CHANTAL DUMAS – 86400 SECONDES / Arts sonores et espace public / Canada /
31 juillet au 23 août / Vitrine Sonore / 24 h / 24
Artiste sonore, Chantal Dumas explore le médium du son à travers l’installation sonore, la fiction radiophonique et l’électroacoustique. Adepte du field recording, elle construit ses oeuvres à partir et autour de sons trouvés. Son travail s’écoute comme une traversée des espaces mental, physique, architectural, urbain, naturel ou culturel. Avec ses 86 400 secondes, Sporobole devient un repère temporel. Gigantesque horloge à la fois métaphore du temps, elle nous fait entendre l’écoulement du temps à travers des événements sonores qui ramènent à l’état « conscient », c’est-à-dire au premier plan de l’écoute, ce qui, d’un point de vue sonore, matérialise la mesure du temps.
ANNA RAÏMONDO – IN BETWEEN / Arts sonores et espace public / Italie/
24 août au 11 septembre / Vitrine Sonore / 24 h / 24
Ce projet de recherche sur les espaces acoustiques intermédiaires explore la relation entre le privé et le public. Que se passe-t-il quand on rend invisibles les surfaces et qu’on les convertit en sons provenant des endroits liminaires que sont les portes et les fenêtres? J’enregistrerai, à l’aide de différents microphones et techniques, les sons reconnaissables et abstraits émis par les portes et les fenêtres de Sporobole. J’en ferai une composition, dans laquelle interviendra le silence, afin de créer un espace acoustique habité simultanément par les concepts de public et de privé. Anna Raïmondo est une artiste et une commissaire d’exposition italienne. Son travail se situe entre l’art sonore et l’art radiophonique, entre la performance et l’intervention dans l’espace public ; axé principalement sur la voix et les langages, il témoigne d’un intérêt pour les procédés de traduction et les zones de passage.

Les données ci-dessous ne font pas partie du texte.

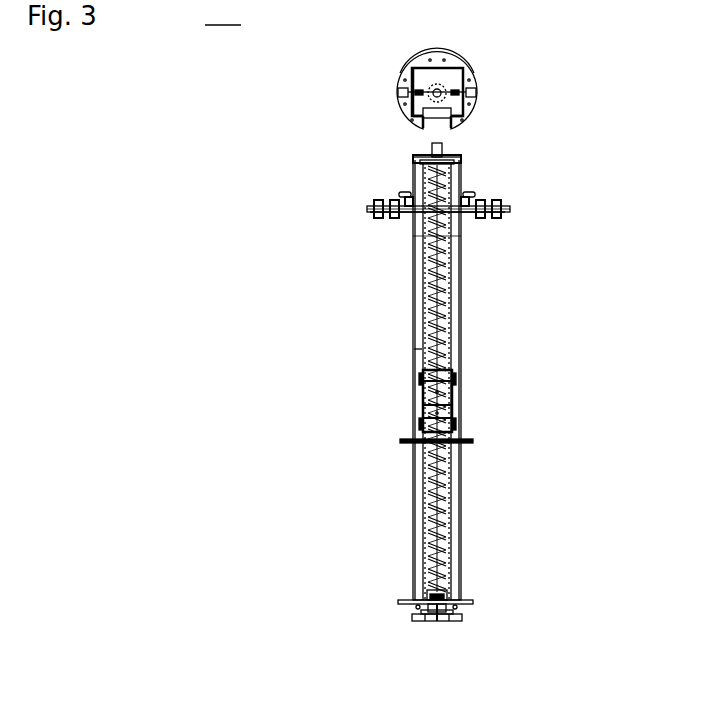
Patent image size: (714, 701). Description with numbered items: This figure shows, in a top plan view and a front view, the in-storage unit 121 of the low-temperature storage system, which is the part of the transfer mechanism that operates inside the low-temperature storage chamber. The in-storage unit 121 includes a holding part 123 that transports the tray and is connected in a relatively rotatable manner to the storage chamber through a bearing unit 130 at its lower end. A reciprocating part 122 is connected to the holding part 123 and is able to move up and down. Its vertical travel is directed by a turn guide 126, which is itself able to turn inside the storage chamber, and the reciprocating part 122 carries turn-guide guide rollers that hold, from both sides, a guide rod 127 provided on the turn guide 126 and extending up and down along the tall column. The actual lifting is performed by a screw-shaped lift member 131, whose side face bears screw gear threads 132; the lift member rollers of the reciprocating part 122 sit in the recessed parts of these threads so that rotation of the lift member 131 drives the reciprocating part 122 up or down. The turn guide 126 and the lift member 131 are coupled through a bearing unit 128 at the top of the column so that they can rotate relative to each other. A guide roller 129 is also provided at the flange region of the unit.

The in-storage unit 121 is at (333, 301).
The reciprocating part 122 is at (430, 404).
The holding part 123 is at (404, 441).
The turn guide 126 is at (425, 58).
The guide rod 127 is at (418, 93).
The bearing unit 128 is at (430, 156).
The guide roller 129 is at (480, 207).
The bearing unit 130 is at (412, 618).
The lift member 131 is at (458, 176).
The screw gear thread 132 is at (432, 317).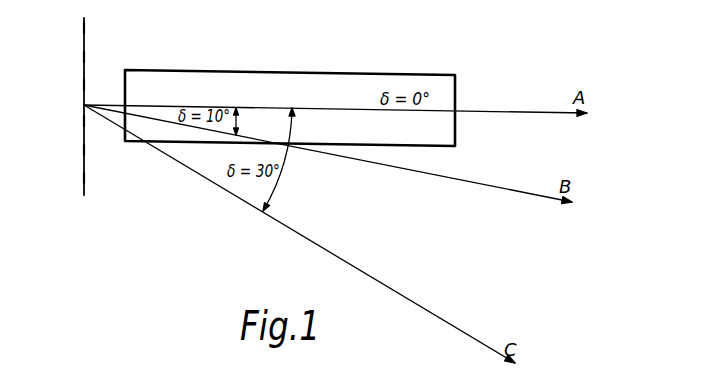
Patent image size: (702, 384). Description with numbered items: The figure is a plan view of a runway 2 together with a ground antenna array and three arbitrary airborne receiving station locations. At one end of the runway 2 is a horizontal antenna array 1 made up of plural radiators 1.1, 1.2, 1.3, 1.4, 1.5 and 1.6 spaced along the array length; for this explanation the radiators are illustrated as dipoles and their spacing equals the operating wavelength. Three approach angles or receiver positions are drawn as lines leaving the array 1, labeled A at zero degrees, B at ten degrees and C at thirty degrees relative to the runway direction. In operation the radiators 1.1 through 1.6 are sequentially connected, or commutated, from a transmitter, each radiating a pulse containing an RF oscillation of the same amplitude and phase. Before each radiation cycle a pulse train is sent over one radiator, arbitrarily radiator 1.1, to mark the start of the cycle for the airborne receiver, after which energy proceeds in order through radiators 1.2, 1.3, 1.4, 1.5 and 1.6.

The horizontal antenna array 1 is at (83, 203).
The radiator 1.1 is at (84, 28).
The radiator 1.2 is at (84, 57).
The radiator 1.3 is at (84, 85).
The radiator 1.4 is at (84, 121).
The radiator 1.5 is at (84, 150).
The radiator 1.6 is at (84, 178).
The runway 2 is at (456, 53).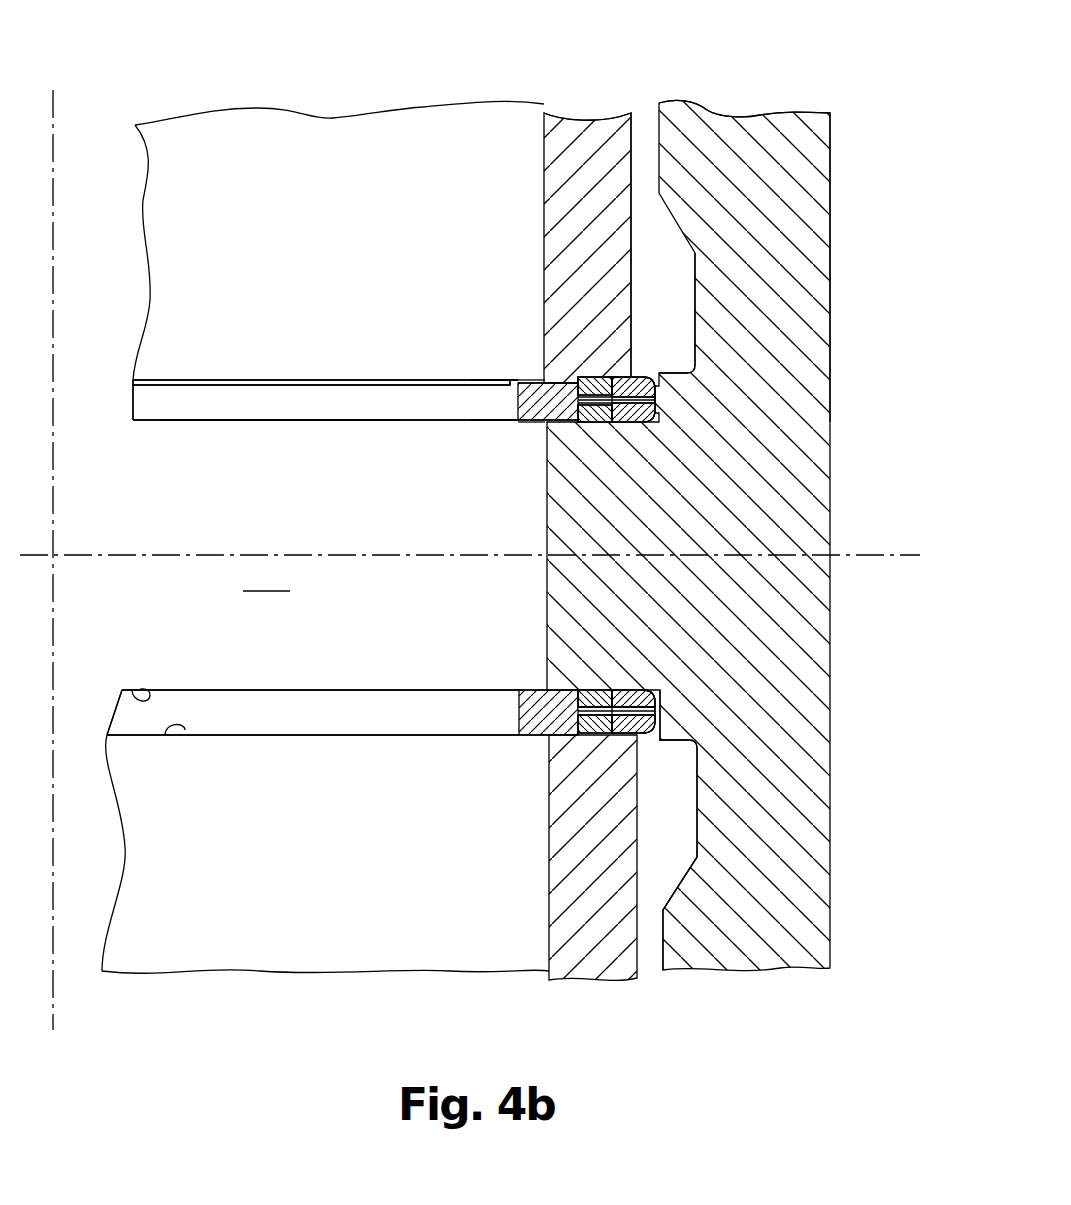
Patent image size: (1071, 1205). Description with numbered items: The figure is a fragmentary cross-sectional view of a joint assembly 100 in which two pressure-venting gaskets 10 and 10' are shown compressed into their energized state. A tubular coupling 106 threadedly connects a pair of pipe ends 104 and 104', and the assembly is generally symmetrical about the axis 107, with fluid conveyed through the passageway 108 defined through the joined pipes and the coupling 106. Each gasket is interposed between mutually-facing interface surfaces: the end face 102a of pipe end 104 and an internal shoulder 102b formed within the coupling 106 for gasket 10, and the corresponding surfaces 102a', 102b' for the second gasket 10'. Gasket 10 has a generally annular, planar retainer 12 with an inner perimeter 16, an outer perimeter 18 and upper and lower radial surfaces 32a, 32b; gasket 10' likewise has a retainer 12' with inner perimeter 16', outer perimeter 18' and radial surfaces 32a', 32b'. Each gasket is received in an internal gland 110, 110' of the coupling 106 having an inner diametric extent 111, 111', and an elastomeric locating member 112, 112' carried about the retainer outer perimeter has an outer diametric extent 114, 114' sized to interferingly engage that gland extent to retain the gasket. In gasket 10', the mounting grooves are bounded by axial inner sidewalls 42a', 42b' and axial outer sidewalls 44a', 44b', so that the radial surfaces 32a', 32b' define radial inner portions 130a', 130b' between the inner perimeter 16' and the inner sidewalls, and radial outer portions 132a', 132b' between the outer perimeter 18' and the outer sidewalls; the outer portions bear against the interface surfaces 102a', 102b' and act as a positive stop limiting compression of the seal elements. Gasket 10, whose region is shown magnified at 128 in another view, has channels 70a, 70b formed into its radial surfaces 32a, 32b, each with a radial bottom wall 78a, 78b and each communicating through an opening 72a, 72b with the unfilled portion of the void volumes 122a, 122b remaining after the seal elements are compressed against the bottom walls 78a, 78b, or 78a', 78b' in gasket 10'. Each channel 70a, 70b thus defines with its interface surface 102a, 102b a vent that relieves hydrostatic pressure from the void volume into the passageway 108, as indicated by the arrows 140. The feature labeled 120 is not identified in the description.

The pressure-venting gasket 10 is at (298, 369).
The second gasket 10' is at (306, 668).
The retainer 12 is at (100, 441).
The retainer 12' is at (98, 767).
The inner perimeter 16 is at (444, 419).
The inner perimeter 16' is at (476, 738).
The outer perimeter 18 is at (572, 295).
The outer perimeter 18' is at (579, 647).
The upper radial surface 32a is at (325, 337).
The lower radial surface 32b is at (325, 460).
The upper radial surface 32a' is at (313, 773).
The lower radial surface 32b' is at (320, 658).
The axial inner sidewall 42a' is at (535, 789).
The axial inner sidewall 42b' is at (537, 678).
The axial outer sidewall 44a' is at (558, 809).
The axial outer sidewall 44b' is at (531, 659).
The channel 70a is at (505, 376).
The channel 70b is at (508, 424).
The opening 72a is at (575, 377).
The opening 72b is at (579, 424).
The radial bottom wall 78a is at (751, 386).
The radial bottom wall 78b is at (750, 440).
The bottom wall 78a' is at (765, 633).
The bottom wall 78b' is at (773, 739).
The joint assembly 100 is at (862, 98).
The interface surface 102a is at (321, 352).
The interface surface 102b is at (267, 463).
The interface surface 102a' is at (191, 771).
The interface surface 102b' is at (178, 665).
The pipe end 104 is at (579, 202).
The pipe end 104' is at (593, 893).
The tubular coupling 106 is at (745, 105).
The axis 107 is at (900, 555).
The passageway 108 is at (325, 768).
The internal gland 110 is at (770, 337).
The internal gland 110' is at (782, 830).
The inner diametric extent 111 is at (768, 294).
The inner diametric extent 111' is at (726, 931).
The elastomeric locating member 112 is at (734, 420).
The elastomeric locating member 112' is at (743, 679).
The outer diametric extent 114 is at (771, 378).
The outer diametric extent 114' is at (781, 664).
The axis 120 is at (53, 975).
The void volume 122a is at (537, 374).
The void volume 122b is at (542, 426).
The magnified view of gasket 128 is at (472, 207).
The radial inner portion 130a' is at (470, 787).
The radial inner portion 130b' is at (457, 672).
The radial outer portion 132a' is at (547, 833).
The radial outer portion 132b' is at (518, 639).
The arrows 140 is at (490, 382).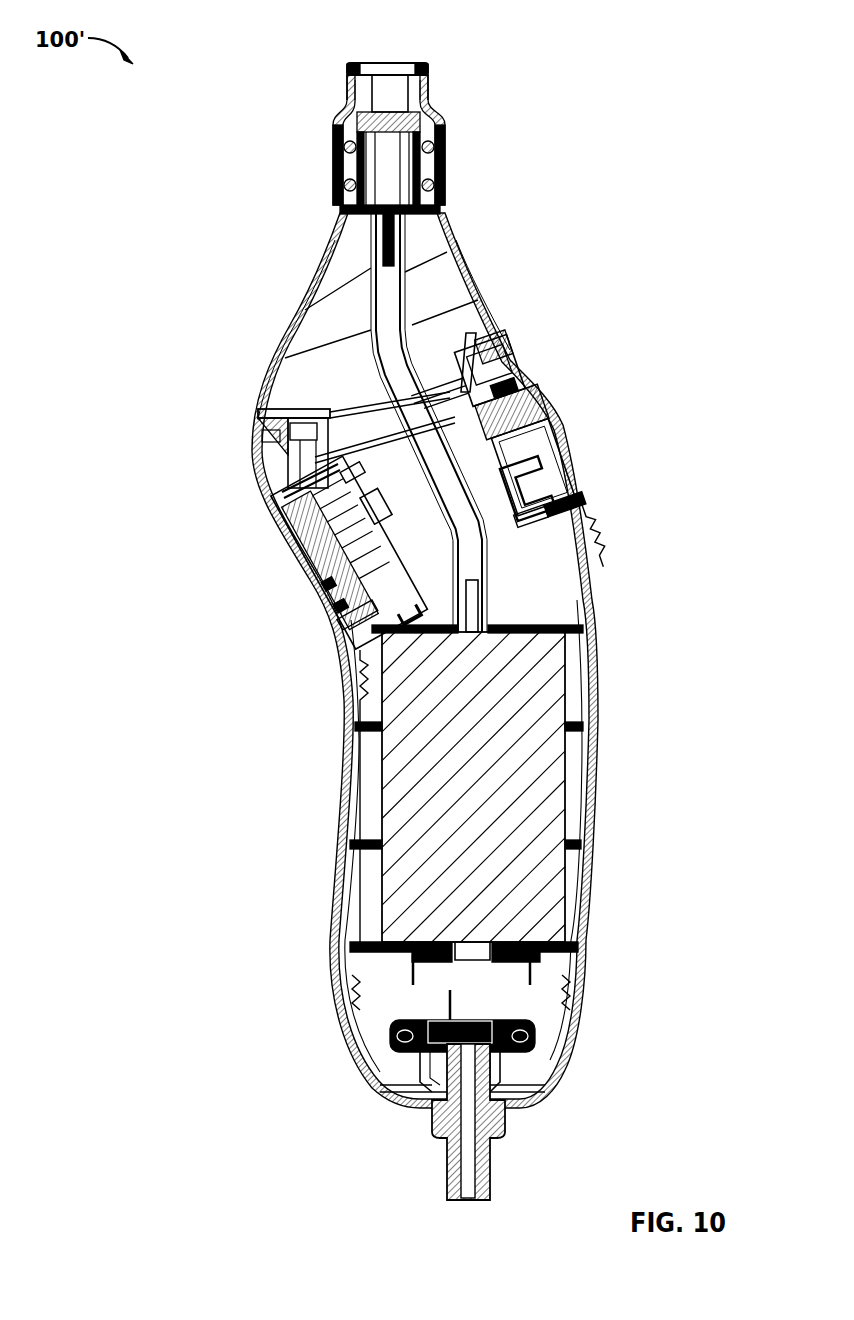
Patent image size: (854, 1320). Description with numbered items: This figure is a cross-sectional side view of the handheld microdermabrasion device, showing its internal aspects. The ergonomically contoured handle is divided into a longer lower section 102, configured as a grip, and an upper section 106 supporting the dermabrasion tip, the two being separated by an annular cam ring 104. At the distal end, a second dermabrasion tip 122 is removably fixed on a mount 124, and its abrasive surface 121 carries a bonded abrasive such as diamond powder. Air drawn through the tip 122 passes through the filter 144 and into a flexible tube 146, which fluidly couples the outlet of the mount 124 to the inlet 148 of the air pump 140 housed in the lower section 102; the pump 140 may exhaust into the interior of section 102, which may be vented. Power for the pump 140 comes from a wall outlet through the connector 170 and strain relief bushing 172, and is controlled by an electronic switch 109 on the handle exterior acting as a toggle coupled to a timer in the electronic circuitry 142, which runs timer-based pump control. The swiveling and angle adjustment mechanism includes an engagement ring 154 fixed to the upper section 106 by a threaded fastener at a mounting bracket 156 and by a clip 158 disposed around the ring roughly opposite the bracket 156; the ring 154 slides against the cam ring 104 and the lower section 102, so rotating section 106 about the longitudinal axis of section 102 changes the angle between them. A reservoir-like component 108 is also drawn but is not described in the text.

The lower articulating section 102 is at (587, 803).
The annular cam ring 104 is at (512, 350).
The upper articulating section 106 is at (447, 263).
The reservoir 108 is at (542, 415).
The electronic switch 109 is at (330, 607).
The abrasive surface 121 is at (417, 63).
The second dermabrasion tip 122 is at (357, 100).
The mount 124 is at (347, 170).
The air pump 140 is at (533, 703).
The electronic circuitry 142 is at (387, 580).
The filter 144 is at (407, 120).
The flexible tube 146 is at (376, 343).
The inlet 148 is at (473, 597).
The engagement ring 154 is at (350, 452).
The mounting bracket 156 is at (307, 415).
The clip 158 is at (473, 343).
The connector 170 is at (533, 1035).
The strain relief bushing 172 is at (492, 1147).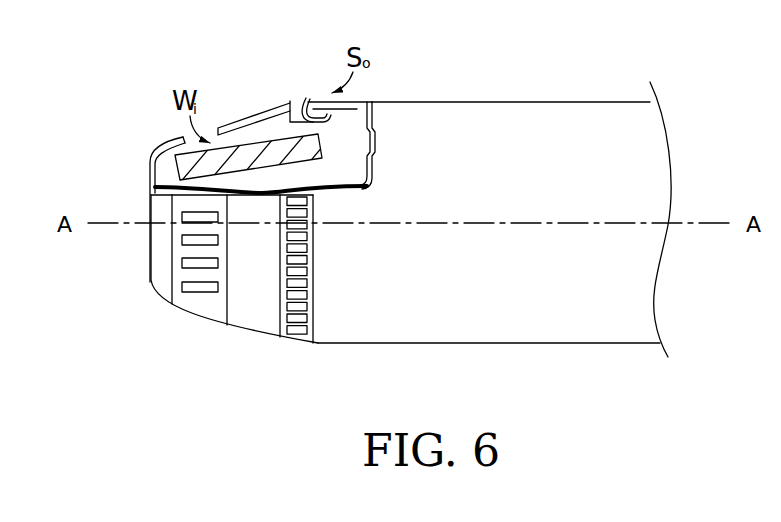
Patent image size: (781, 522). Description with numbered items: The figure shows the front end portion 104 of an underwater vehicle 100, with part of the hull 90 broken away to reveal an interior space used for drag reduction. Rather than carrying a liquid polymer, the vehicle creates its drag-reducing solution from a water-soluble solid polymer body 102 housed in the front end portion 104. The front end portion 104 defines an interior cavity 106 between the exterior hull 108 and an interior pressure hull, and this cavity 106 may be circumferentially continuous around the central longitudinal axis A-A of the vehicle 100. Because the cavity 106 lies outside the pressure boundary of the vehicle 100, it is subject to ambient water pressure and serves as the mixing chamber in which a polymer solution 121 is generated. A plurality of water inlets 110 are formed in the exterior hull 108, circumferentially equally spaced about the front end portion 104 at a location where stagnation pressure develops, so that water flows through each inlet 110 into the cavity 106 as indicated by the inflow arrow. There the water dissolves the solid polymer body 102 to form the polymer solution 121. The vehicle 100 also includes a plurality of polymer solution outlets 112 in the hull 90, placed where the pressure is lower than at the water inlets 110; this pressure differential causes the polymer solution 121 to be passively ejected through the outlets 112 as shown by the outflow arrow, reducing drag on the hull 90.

The hull 90 is at (606, 112).
The vehicle 100 is at (597, 345).
The water-soluble solid polymer body 102 is at (237, 156).
The front end portion 104 is at (249, 343).
The interior cavity 106 is at (350, 158).
The exterior hull 108 is at (485, 101).
The water inlets 110 is at (187, 138).
The polymer solution outlets 112 is at (308, 265).
The polymer solution 121 is at (314, 98).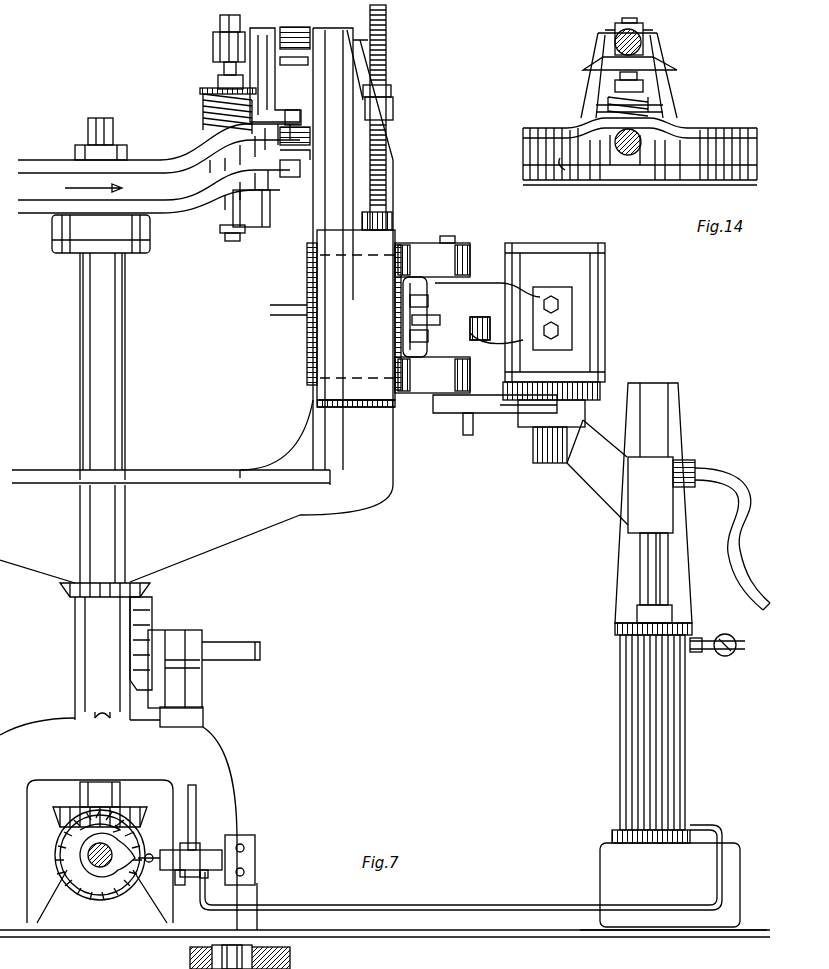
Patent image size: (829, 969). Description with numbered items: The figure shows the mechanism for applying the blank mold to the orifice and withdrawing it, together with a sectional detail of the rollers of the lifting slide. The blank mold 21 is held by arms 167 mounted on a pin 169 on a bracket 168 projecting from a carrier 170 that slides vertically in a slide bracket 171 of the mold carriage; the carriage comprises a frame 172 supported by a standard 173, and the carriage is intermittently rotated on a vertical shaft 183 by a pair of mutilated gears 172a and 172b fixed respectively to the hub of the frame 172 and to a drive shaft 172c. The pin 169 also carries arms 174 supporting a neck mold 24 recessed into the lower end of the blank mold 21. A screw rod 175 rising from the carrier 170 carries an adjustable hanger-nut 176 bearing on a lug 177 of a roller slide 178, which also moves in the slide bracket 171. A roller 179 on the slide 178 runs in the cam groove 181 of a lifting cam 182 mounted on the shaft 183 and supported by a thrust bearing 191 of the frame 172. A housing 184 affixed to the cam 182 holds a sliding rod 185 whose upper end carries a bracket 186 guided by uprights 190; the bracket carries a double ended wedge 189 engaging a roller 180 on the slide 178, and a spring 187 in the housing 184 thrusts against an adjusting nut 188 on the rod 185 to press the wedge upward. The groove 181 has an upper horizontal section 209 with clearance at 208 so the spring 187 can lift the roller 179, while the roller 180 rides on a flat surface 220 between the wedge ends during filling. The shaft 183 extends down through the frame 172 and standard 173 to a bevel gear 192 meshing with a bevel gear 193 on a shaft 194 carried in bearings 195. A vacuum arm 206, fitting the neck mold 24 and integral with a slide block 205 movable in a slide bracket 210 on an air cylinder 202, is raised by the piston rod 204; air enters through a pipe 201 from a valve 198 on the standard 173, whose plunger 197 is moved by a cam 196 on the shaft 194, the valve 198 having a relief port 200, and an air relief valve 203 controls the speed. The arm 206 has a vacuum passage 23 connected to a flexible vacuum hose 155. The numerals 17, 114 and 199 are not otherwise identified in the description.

ERIN GEE – 7 NIGHTS OF UNSPEAKABLE TRUTH / Arts sonores et espace public / Canada /
12 septembre au 20 octobre / Vitrine Sonore / 24 h / 24
Longue composition, 7 Nights of Unspeakable Truth est construite à partir de la documentation recueillie par Erin Gee au fil de ses recherches nocturnes pour trouver sur les ondes courtes des émissions radiophoniques diffusées par des stations de nombres. Devant le centre Sporobole, dans le cadre de la Vitrine sonore, on pourra déambuler à travers sept soirées d’émissions d’ondes courtes, disposées en ordre du premier au septième jour et synchronisées en fonction de leur heure de diffusion originale. Cette spatialisation de chacune des nuits d’enregistrement permettra aux auditeurs d’apprécier les motifs révélés par les recherches de l’artiste qui a consulté différentes communautés virtuelles afin de parvenir à syntoniser des émissions radiophoniques mystérieuses et inexpliquées diffusant exclusivement des nombres, des tonalités et des codes.